Scale's LLM post-training platform team builds our internal distributed framework for large language model training. The platform powers MLEs, researchers, data scientists, and operators for fast and automatic training and evaluation of LLMs. It also serves as the underlying training framework for the data quality evaluation pipeline.
Scale is uniquely positioned at the heart of the field of AI as an indispensable provider of training and evaluation data and end-to-end solutions for the ML lifecycle. You will work closely with Scale’s ML teams and researchers to build the foundation platform which supports all our ML research and development works. You will be building and optimizing the platform to enable our next generation LLM training, inference and data curation.
If you are excited about shaping the future AI via fundamental innovations, we would love to hear from you!
You will:
- Build, profile and optimize our training and inference framework.

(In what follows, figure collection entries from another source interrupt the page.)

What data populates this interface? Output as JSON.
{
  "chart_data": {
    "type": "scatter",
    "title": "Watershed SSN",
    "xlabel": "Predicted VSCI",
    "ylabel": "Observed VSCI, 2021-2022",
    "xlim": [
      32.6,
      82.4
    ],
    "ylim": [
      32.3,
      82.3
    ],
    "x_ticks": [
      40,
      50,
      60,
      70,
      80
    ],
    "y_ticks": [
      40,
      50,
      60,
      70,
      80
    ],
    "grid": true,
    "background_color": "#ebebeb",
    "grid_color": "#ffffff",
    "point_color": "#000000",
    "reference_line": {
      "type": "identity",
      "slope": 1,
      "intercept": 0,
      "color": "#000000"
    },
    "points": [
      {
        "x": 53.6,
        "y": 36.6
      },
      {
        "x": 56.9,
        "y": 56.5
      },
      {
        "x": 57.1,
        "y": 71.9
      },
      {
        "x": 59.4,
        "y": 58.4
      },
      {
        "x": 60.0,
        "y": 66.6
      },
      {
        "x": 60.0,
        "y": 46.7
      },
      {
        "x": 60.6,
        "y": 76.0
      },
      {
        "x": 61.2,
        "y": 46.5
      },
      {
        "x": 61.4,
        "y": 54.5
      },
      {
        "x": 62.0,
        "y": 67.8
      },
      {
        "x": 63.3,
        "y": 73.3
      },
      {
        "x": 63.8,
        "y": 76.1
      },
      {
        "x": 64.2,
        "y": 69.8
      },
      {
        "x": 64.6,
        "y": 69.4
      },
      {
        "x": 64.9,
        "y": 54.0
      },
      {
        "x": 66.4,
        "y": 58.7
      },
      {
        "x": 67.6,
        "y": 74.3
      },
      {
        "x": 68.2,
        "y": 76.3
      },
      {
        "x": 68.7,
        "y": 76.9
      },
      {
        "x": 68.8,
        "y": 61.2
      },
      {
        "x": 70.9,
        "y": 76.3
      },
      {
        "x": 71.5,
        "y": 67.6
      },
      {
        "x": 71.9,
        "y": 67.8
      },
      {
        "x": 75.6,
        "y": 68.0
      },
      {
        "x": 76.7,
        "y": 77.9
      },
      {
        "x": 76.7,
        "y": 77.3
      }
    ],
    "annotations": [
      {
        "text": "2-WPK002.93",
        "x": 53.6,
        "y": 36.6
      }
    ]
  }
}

- Collaborate with ML and research teams to accelerate their research and development, and enable them to develop the next generation of models and data curation.
- Research and integrate state-of-the-art technologies to optimize our ML system.
Ideally you’d have:
- Passionate about system optimization
- Experience with multi-node LLM training and inference
- Experience with developing large-scale distributed ML systems
- Experience with post-training methods like RLHF/RLVR and related algorithms like PPO/GRPO etc.
- Strong software engineering skills, proficient in frameworks and tools such as CUDA, Pytorch, transformers, flash attention, etc. 
- Strong written and verbal communication skills to operate in a cross functional team environment.
Nice to haves:
- Demonstrated expertise in post-training methods and/or next generation use cases for large language models including instruction tuning, RLHF, tool use, reasoning, agents, and multimodal, etc.